Ava Collins

Personal information
- Full name: Ava Teresa Collins
- Date of birth: 18 April 2002 (age 24)
- Height: 1.77 m (5 ft 10 in)
- Position: Midfielder

Youth career
- 2015–2019: St Cuthbert's College

College career
- Years: Team / Apps / (Gls)
- 2020–2023: St. John's Red Storm / 61 / (12)

Senior career*
- Years: Team / Apps / (Gls)
- 2019–2020: Eastern Suburbs
- 2024–2025: Kolding IF / 13 / (1)
- 2025: Auckland United / 1 / (3)
- 2026: UNSW FC
- 2026: Western Sydney Wanderers / 4 / (0)

International career^{‡}
- 2019–2022: New Zealand U20 / 8 / (6)
- 2021–: New Zealand / 14 / (0)

= Ava Collins =

New Zealand footballer (born 2002)

Ava Teresa Collins (born 18 April 2002) is a New Zealand footballer who last played as a midfielder for Western Sydney Wanderers in the A-League Women and for the New Zealand national team.

==College career==
Collins played in college for St. John's Red Storm from 2020 until 2023. She made an immediate impact in her first season and was named to the All-BIG EAST Freshman Team and the United Soccer Coaches All-East Region Second Team. On debut she scored a goal and two assists against Albany Great Danes. In her second season, she appeared in 20 matches and scored four goals, including game-winners against DePaul Blue Demons and Brown Bears.

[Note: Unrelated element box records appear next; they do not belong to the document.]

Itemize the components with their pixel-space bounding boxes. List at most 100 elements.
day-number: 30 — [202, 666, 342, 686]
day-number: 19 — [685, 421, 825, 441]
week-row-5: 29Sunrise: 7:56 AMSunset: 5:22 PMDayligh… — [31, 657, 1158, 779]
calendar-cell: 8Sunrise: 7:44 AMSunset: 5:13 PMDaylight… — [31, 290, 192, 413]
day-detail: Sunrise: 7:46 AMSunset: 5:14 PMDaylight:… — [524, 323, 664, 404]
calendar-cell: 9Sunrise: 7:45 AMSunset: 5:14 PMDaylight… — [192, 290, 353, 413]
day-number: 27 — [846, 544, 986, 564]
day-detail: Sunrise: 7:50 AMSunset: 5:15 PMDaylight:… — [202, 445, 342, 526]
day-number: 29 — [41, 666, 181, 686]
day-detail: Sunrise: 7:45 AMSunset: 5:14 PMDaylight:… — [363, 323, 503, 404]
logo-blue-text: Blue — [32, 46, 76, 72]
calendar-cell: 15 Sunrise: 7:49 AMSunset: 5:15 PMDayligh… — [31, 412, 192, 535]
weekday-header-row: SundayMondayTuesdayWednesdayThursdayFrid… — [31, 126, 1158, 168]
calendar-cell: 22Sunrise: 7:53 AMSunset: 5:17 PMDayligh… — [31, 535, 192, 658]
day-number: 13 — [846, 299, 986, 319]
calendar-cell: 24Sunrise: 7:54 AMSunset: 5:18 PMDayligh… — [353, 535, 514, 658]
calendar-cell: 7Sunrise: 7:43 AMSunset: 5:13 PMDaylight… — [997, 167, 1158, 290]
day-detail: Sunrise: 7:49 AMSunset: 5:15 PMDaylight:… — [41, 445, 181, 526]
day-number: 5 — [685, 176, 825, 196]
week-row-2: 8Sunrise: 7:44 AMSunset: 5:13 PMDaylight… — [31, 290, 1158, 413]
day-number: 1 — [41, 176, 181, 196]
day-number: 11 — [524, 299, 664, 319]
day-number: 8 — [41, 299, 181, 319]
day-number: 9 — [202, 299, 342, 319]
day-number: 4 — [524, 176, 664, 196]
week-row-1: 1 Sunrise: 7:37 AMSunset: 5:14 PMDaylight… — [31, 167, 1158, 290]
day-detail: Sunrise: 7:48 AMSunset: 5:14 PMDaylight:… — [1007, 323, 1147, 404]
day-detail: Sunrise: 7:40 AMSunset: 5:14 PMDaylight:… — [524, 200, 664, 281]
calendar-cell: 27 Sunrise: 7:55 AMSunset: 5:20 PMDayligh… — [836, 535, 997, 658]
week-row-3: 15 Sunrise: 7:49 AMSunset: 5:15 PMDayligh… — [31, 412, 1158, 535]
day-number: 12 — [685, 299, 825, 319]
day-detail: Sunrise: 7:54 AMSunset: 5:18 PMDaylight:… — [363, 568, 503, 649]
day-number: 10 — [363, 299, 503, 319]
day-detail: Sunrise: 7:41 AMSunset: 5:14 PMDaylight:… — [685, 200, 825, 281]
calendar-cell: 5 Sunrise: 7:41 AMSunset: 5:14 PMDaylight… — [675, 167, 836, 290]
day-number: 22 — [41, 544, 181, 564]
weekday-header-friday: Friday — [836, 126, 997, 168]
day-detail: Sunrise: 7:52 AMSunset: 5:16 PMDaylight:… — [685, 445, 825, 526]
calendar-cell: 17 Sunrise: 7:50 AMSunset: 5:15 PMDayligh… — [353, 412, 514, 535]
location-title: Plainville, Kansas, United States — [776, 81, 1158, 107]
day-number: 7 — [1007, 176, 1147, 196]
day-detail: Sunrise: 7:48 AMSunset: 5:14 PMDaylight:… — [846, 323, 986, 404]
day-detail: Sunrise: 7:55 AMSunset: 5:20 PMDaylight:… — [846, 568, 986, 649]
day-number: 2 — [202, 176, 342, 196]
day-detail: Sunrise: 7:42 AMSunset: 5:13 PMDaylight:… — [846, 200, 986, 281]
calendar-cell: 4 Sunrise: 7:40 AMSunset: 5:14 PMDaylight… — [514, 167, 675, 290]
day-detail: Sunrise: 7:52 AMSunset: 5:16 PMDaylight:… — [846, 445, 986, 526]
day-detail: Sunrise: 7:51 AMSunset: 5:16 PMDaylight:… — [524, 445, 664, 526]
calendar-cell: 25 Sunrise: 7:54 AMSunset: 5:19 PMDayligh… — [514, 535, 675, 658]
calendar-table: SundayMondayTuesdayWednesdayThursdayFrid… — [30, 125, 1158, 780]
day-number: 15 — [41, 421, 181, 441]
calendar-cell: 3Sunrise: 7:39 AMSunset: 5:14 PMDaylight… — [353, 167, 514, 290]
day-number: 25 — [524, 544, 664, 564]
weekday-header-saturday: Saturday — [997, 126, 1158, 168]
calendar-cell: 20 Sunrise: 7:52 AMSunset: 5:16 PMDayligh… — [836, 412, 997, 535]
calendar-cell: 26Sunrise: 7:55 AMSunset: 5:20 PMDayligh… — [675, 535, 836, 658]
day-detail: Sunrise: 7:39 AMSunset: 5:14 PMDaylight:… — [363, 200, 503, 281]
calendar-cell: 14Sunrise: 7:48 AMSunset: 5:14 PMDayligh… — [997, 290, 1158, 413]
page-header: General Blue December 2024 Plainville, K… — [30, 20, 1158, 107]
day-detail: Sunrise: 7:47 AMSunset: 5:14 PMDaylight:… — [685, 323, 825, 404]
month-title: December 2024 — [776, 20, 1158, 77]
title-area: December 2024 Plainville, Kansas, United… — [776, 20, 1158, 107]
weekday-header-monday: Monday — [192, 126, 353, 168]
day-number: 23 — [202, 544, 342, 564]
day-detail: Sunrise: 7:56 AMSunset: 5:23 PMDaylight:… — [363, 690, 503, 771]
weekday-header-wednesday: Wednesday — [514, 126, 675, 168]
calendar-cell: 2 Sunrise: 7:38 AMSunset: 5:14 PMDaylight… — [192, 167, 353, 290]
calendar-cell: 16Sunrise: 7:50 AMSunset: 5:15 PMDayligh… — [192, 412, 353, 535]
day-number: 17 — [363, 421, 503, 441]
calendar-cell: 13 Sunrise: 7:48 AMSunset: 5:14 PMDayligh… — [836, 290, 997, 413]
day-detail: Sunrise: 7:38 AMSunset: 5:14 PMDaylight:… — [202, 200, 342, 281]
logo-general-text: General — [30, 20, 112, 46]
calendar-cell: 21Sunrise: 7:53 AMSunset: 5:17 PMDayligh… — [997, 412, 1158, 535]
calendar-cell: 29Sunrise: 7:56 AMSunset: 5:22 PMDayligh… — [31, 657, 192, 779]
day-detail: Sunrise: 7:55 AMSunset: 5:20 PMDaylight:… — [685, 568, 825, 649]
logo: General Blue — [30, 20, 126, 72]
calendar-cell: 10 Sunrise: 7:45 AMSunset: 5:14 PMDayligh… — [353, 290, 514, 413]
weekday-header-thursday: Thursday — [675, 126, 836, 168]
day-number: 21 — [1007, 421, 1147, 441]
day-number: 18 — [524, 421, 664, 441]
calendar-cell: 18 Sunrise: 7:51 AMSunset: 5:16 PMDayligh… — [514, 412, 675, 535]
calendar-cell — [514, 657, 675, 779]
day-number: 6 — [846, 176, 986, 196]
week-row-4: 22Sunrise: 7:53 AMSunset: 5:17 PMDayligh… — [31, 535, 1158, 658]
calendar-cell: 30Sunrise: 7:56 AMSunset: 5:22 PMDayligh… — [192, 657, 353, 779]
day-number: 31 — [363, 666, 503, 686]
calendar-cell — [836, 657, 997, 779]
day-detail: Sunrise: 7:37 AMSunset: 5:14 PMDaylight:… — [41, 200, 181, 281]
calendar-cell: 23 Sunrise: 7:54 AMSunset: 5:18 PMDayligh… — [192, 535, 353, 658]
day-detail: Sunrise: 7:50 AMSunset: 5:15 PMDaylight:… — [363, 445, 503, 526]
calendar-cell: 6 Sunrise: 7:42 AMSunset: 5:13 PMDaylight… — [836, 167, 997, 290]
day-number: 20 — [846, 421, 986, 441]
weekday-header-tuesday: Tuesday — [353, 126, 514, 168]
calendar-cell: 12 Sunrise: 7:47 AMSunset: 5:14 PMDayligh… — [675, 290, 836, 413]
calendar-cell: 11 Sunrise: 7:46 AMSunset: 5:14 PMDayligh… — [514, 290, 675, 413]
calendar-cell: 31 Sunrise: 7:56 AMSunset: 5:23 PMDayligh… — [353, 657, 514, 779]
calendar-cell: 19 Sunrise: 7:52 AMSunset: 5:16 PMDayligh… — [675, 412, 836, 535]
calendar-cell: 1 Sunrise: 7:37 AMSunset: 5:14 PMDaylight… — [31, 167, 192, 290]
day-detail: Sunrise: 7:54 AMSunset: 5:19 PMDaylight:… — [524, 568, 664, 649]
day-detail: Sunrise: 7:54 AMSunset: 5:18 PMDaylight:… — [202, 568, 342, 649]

In 2022, Collins started 15 of 17 matches and finished the season with three goals. Her performances earned her a spot on the TopDrawerSoccer National Team of the Week in November. Despite missing seven games due to injury in 2023, Collins ranked third in the BIG EAST for goals per game in conference play (0.43). She scored three goals, including the game-winning goal of a 3–1 victory over Butler Bulldogs.

==Club career==
In August 2024, Collins signed her first professional contract, joining top Danish club Kolding IF in the Elitedivisionen.

In January 2026, Collins joined UNSW FC for the 2026 National Premier Leagues NSW Women's season.

In February 2026, Collins was signed by A-League Women club Western Sydney Wanderers as an injury replacement until the end of the 2025–26 A-League Women season, following Kim So-eun's foot injury. She departed the club in August 2026, following the conclusion of her contract.

==International career==
Collins played for the New Zealand U-20 team, winning the 2019 OFC U-19 Women's Championship in the Cook Islands which qualified them for the 2021 FIFA U-20 Women's World Cup before it was cancelled. She scored six goals across the four games she played in, five coming in one game against American Samoa.

She made her international debut for New Zealand in their 1–5 loss to Canada in October 2021.